Le budget entre aussi en ligne de compte. Une verrière sur mesure en bois et verre texturé peut coûter entre 1 500 et 4 000 euros, selon les dimensions et les finitions. Les briques de verre, posées en panneau, oscillent entre 200 et 500 euros le mètre carré. Le claustra, selon le matériau, varie de 300 à 1 200 euros le mètre linéaire. « Ce n’est pas seulement une dépense, c’est un investissement dans le confort et la valeur du bien », ajoute Léonie Chambon.
A retenir
Quelle solution choisir pour une séparation lumineuse ?

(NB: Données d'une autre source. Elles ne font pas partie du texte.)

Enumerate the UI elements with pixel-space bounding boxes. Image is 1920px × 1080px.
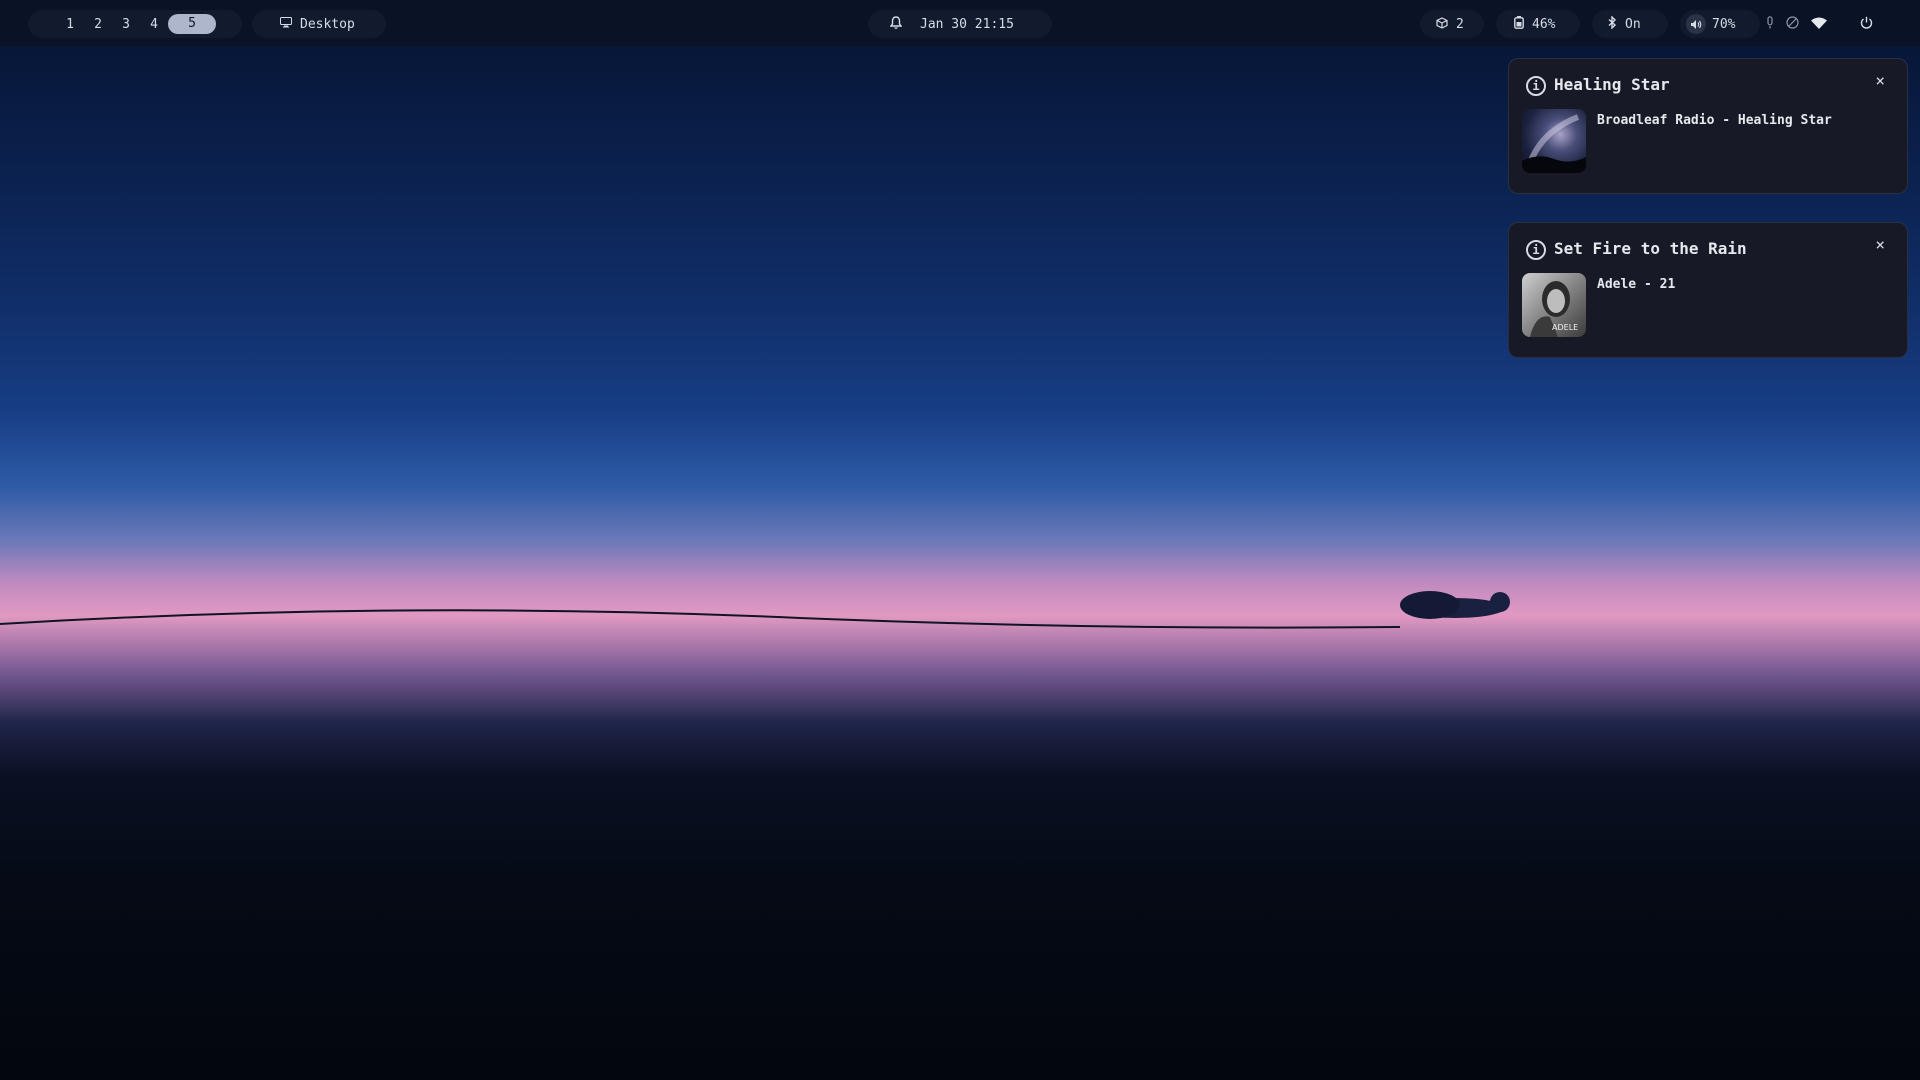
notification-body: Adele - 21: [1597, 277, 1676, 292]
workspace-5[interactable]: 5: [168, 14, 216, 34]
wifi-icon[interactable]: [1811, 17, 1827, 32]
info-icon: i: [1526, 76, 1546, 96]
bluetooth-status: On: [1625, 16, 1641, 32]
top-bar: 1 2 3 4 5 Desktop Jan 30 21:15 2 46% On …: [0, 0, 1920, 46]
power-icon[interactable]: [1860, 16, 1873, 32]
status-icons: [1760, 10, 1860, 38]
power-pill[interactable]: [1852, 10, 1882, 38]
window-label: Desktop: [300, 16, 355, 32]
notification-set-fire-to-the-rain[interactable]: i Set Fire to the Rain × ADELE Adele - 2…: [1508, 222, 1908, 358]
speaker-icon: [1686, 14, 1706, 34]
volume-pill[interactable]: 70%: [1680, 10, 1760, 38]
album-art-healing-star: [1522, 109, 1586, 173]
workspace-3[interactable]: 3: [112, 17, 140, 32]
workspace-2[interactable]: 2: [84, 17, 112, 32]
bluetooth-icon: [1608, 15, 1617, 32]
close-button[interactable]: ×: [1875, 71, 1885, 90]
package-icon: [1436, 16, 1448, 32]
workspace-switcher: 1 2 3 4 5: [28, 10, 242, 38]
close-button[interactable]: ×: [1875, 235, 1885, 254]
window-title-pill[interactable]: Desktop: [252, 10, 386, 38]
notification-healing-star[interactable]: i Healing Star × Broadleaf Radio - Heali…: [1508, 58, 1908, 194]
bell-icon[interactable]: [889, 16, 903, 32]
battery-icon: [1514, 16, 1524, 32]
updates-count: 2: [1456, 16, 1464, 32]
battery-pill[interactable]: 46%: [1496, 10, 1580, 38]
wallpaper-figure: [1400, 591, 1510, 619]
microphone-icon[interactable]: [1766, 16, 1774, 32]
clock-pill[interactable]: Jan 30 21:15: [868, 10, 1052, 38]
battery-level: 46%: [1532, 16, 1556, 32]
notification-body: Broadleaf Radio - Healing Star: [1597, 113, 1832, 128]
volume-level: 70%: [1712, 16, 1736, 32]
notification-title: Set Fire to the Rain: [1554, 239, 1747, 258]
album-art-adele-21: ADELE: [1522, 273, 1586, 337]
notification-title: Healing Star: [1554, 75, 1670, 94]
bluetooth-pill[interactable]: On: [1592, 10, 1668, 38]
wallpaper-rope: [0, 591, 1510, 629]
workspace-4[interactable]: 4: [140, 17, 168, 32]
album-art-text: ADELE: [1552, 323, 1579, 332]
workspace-1[interactable]: 1: [56, 17, 84, 32]
updates-pill[interactable]: 2: [1420, 10, 1484, 38]
monitor-icon: [280, 17, 292, 31]
datetime: Jan 30 21:15: [920, 16, 1014, 32]
info-icon: i: [1526, 240, 1546, 260]
do-not-disturb-icon[interactable]: [1786, 16, 1799, 32]
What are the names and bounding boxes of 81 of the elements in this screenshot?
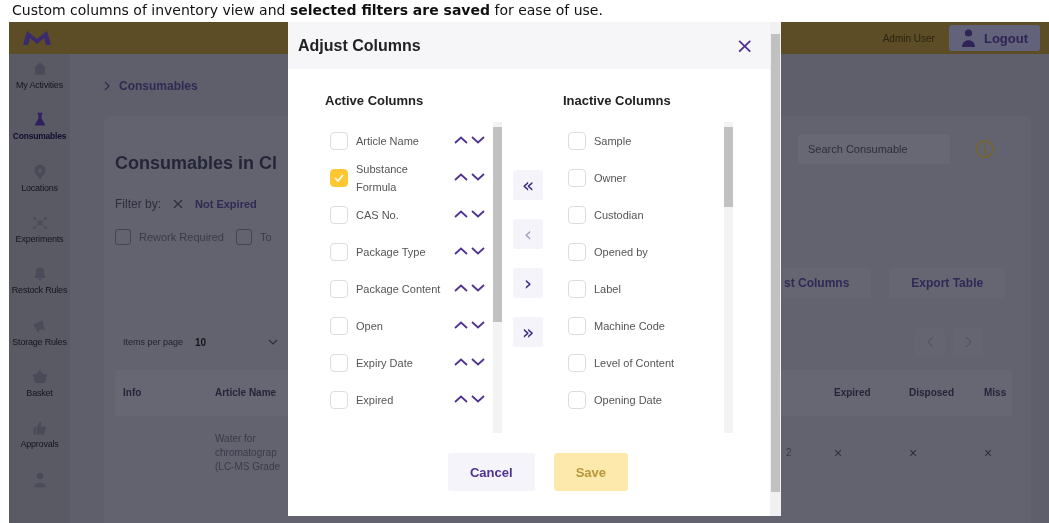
filter-chip[interactable]: Not Expired	[195, 198, 257, 210]
column-name: Level of Content	[594, 355, 675, 371]
column-header[interactable]: Disposed	[901, 386, 976, 400]
scrollbar-thumb[interactable]	[771, 34, 780, 492]
move-up-icon[interactable]	[454, 394, 468, 405]
table-cell-text: ×	[908, 446, 919, 460]
move-up-icon[interactable]	[454, 246, 468, 257]
move-down-icon[interactable]	[471, 246, 485, 257]
chevron-right-icon	[104, 80, 110, 91]
close-icon[interactable]	[173, 199, 183, 209]
column-name: Package Content	[356, 281, 442, 297]
sidebar-item[interactable]: Restock Rules	[9, 266, 70, 318]
column-heading: Inactive Columns	[563, 93, 672, 110]
flask-icon	[31, 112, 48, 129]
column-name: Opened by	[594, 244, 648, 260]
move-down-icon[interactable]	[471, 357, 485, 368]
column-name: Custodian	[594, 207, 644, 223]
caret-icon[interactable]	[268, 339, 279, 345]
table-cell-text: ×	[983, 446, 994, 460]
column-name: Package Type	[356, 244, 427, 260]
move-up-icon[interactable]	[454, 172, 468, 183]
items-per-page-value[interactable]: 10	[195, 336, 207, 348]
column-name: Sample	[594, 133, 632, 149]
column-name: Expired	[356, 392, 395, 408]
transfer-button[interactable]: »	[513, 317, 543, 347]
sidebar-item[interactable]: My Activities	[9, 61, 70, 113]
move-down-icon[interactable]	[471, 320, 485, 331]
move-down-icon[interactable]	[471, 394, 485, 405]
checkbox[interactable]	[236, 229, 252, 245]
sidebar-item[interactable]: Locations	[9, 163, 70, 215]
table-cell-text: ×	[833, 446, 844, 460]
move-down-icon[interactable]	[471, 172, 485, 183]
sidebar-item[interactable]: Consumables	[9, 112, 70, 164]
scrollbar-thumb[interactable]	[724, 127, 733, 207]
column-name: Open	[356, 318, 384, 334]
column-name: Article Name	[356, 133, 420, 149]
cancel-button[interactable]: Cancel	[448, 453, 535, 491]
move-down-icon[interactable]	[471, 283, 485, 294]
move-down-icon[interactable]	[471, 209, 485, 220]
column-name: Expiry Date	[356, 355, 414, 371]
scrollbar-thumb[interactable]	[493, 127, 502, 322]
sidebar-item[interactable]: Experiments	[9, 215, 70, 267]
column-name: Owner	[594, 170, 627, 186]
logo-icon[interactable]	[22, 28, 52, 48]
checkbox[interactable]	[115, 229, 131, 245]
transfer-button[interactable]: ›	[513, 268, 543, 298]
column-name: Opening Date	[594, 392, 662, 408]
checkmark-icon	[334, 173, 344, 182]
column-header[interactable]: Info	[115, 386, 215, 400]
transfer-button[interactable]: «	[513, 170, 543, 200]
move-up-icon[interactable]	[454, 357, 468, 368]
page-title: Consumables in Cl	[115, 153, 279, 174]
column-name: Label	[594, 281, 621, 297]
sidebar-item[interactable]: Basket	[9, 368, 70, 421]
action-button[interactable]: Export Table	[889, 268, 1006, 298]
column-header[interactable]: Miss	[976, 386, 1012, 400]
dialog-title: Adjust Columns	[298, 36, 422, 55]
close-button[interactable]: ×	[731, 35, 758, 56]
scrollbar[interactable]	[770, 22, 781, 516]
logout-button[interactable]: Logout	[948, 25, 1040, 51]
caption-text: Custom columns of inventory view and selected filters are saved for ease of use.	[11, 1, 604, 20]
column-name: Substance Formula	[356, 161, 409, 195]
column-header[interactable]: Expired	[826, 386, 901, 400]
sidebar-item[interactable]: Approvals	[9, 420, 70, 472]
move-up-icon[interactable]	[454, 135, 468, 146]
column-name: Machine Code	[594, 318, 665, 334]
move-up-icon[interactable]	[454, 320, 468, 331]
move-up-icon[interactable]	[454, 283, 468, 294]
items-per-page-label: Items per page	[123, 337, 184, 347]
move-down-icon[interactable]	[471, 135, 485, 146]
column-heading: Active Columns	[325, 93, 425, 110]
info-icon[interactable]	[976, 140, 994, 158]
scrollbar[interactable]	[493, 122, 502, 433]
column-name: CAS No.	[356, 207, 400, 223]
person-icon	[960, 29, 976, 47]
scrollbar[interactable]	[724, 122, 733, 433]
action-button[interactable]: st Columns	[782, 268, 872, 298]
move-up-icon[interactable]	[454, 209, 468, 220]
sidebar-item[interactable]: Storage Rules	[9, 317, 70, 369]
column-header[interactable]: Article Name	[215, 386, 289, 400]
search-field[interactable]: Search Consumable	[798, 134, 950, 164]
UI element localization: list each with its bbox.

La verrière reste la solution la plus efficace pour préserver la circulation de la lumière tout en délimitant un espace. Modernisée avec des matériaux chaleureux ou des formes courbes, elle s’intègre harmonieusement dans les intérieurs contemporains.
Les briques de verre sont-elles adaptées aux pièces humides ?
Oui, les briques de verre sont particulièrement adaptées aux salles de bains ou cuisines, car elles résistent à l’humidité, aux chocs et s’entretiennent facilement. Elles diffusent la lumière tout en préservant une certaine intimité.
Le claustra isole-t-il du bruit ?
Non, le claustra ne constitue pas une isolation acoustique. Il agit principalement comme un filtre visuel et un élément de structuration spatiale. Il convient donc mieux aux espaces où la circulation sonore n’est pas un problème majeur.
Peut-on personnaliser ces séparations ?
Absolument. Que ce soit par le choix des matériaux, des teintes, des motifs ou des formes, ces éléments peuvent être sur mesure. Ils deviennent alors des pièces uniques, intégrées au récit de l’intérieur.
Quel est l’impact sur la perception de l’espace ?
Ces séparations légères augmentent la sensation de volume. En laissant passer la lumière et en évitant les murs pleins, elles créent des espaces plus aérés, plus fluides, tout en maintenant une organisation claire des fonctions.